Sincan’da TRT yayınları bloke ediliyordu. Türkiye’ye tatile gitmek isteyenlere kolay kolay izin verilmiyor, pasaport alabilmek için rüşvet vermek gerekiyordy. Hacca gitmek de çok zordu.
Aynı Uygur, ekledi: “5-6 yıl önce bomba yüklü bir askeri araç yanlışlıkla patladı. İslami teröristler yaptı diye üzerimize attılar”
Hiçbir Uygur’un fikir özgürlüğü yoktu. Birisi ağzını açsa cezalandırıyorlar, hapse atıyorlardı. Siyasi suç işleyenlerin durumu çok kötüydü. Çok kayıp tutuklu vardı. Cesetleri bile bulunamıyordu. Bazıları işkenceyle öldürülüyorlardı. “Kalp krizinden öldü” deyip bazen cesetleri gömüyorlardı. Çin’de 100 idam varsa, 50’si Doğu Türkistandandı.

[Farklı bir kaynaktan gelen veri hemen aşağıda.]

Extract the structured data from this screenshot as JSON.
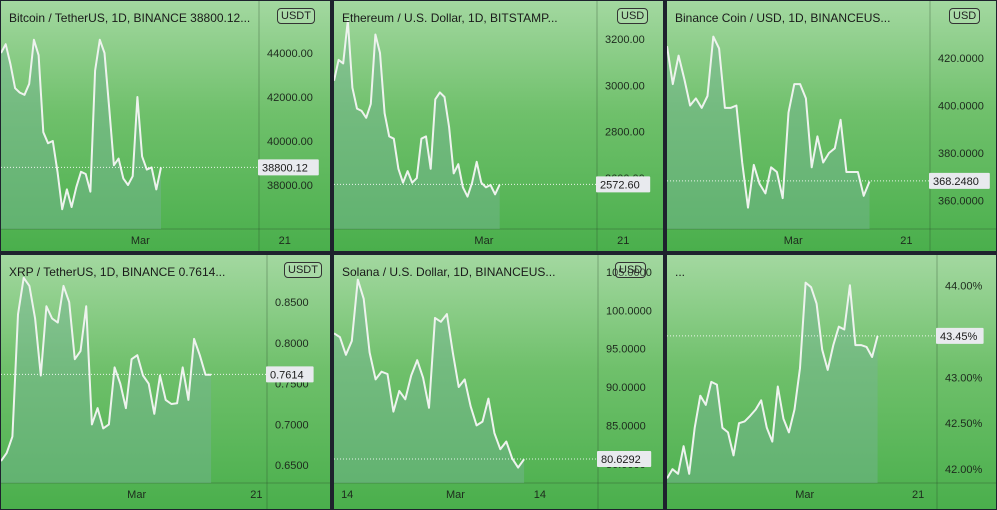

Geçen yıla kadar Uygur okulları fazlaydı..Şimdi yavaş yavaş kaldırılıyordu. Uygur öğretmenler işsiz kalıyor. “Çince iyi konuşamıyorsunuz” deyip onları okullardan atıyorlar. Ve yerlerine Çin öğretmenler getiriyorlar. Uygur dili tehlikede.
KAPALIÇARŞI ETRAFINDA SİLAHLI POLİS VE ASKERİ DEVRİYELER
Şoförlerimden biri İli’de askeri tankların gezdiğini, şehirde adeta sıkıyönetim ilan edildiğini söyledi : ”Ben şehirde geçen hafta küçük tanklar gördüm. İli’deki Uygurlar korku içinde. Bizi korkutmak için her yarım saatte bir şehir merkezinde küçük tanklarla tur atıyorlar”
Gördüğü tankı tarif ettirdim. Tanktan ziyade zırhlı personel taşıyıcılarını (ZPT) kastediyordu ama böyle birşey varsa gidip yerinde incelemem gerekiyordu. İli, Sincan’da direnişin üslerinden biri olarak biliniyordu. Çin polisi ve askerleri, burada direnişçi çok Uygur öldürmüştü.
Bu ikinci ziyaretimin ikinci haftası ancak araştırma konuma girebilmiştim.
Çok iyi İngilizce bilen bir korsan şoför, beni folklor festivaline götürürken Türk olduğumu öğrenince neler söylemedi neler: “Burası bizim toprağımız. Çinliler, gelip bizim yerimizi işgal ettiler. Biz, sizin gibi Türk olduğumuz için bizden çok korkuyorlar ve bizi bastırmak için ellerinden geleni yapıyorlar. Onların defolup vatanımızdan gitmelerini istiyoruz ama gücümüz yok. Korkudan onlara karşı direnemiyoruz çünkü Çin ordusu çok kuvvetli ve Çin ordusuna karşı elimiz kolumuz bağlı. Aslında Çinliler çok korkak bir millet ve bizi tehlike gördüklerinden bize terörist yakıştırmasında bulunuyorlar. En ufak bir gösteride hemen acımasızca bastırıyorlar. Terörist öldürdük diye iftira atıyorlar. Biz kaderimizi kabullendik. Biz de siz gibi Türküz. Çinliler bizi tehlikeli gördüklerinden bizden çok korkuyorlar. Tibet ve Sincan’ın durumu aynı. Biz kalabalık olduğumuzdan birgün ayaklanmamızdan korkuyorlar. Bu yüzden bizi dünyaya terörist olarak ilan ediyorlar. Çin’in dünyada tek korktuğu şey var. O da Türk. Türk lafı bile onları çileden çıkartıyor. Ama bize sahip çıkacak bir Allahın kulu yok. Allahtan başka bizim bir sahibimiz yok. Bizi baskı altında tutan Mao politikası uygulanıyor. Biz hiçbir şekilde insan haklarımızı savunamayız.”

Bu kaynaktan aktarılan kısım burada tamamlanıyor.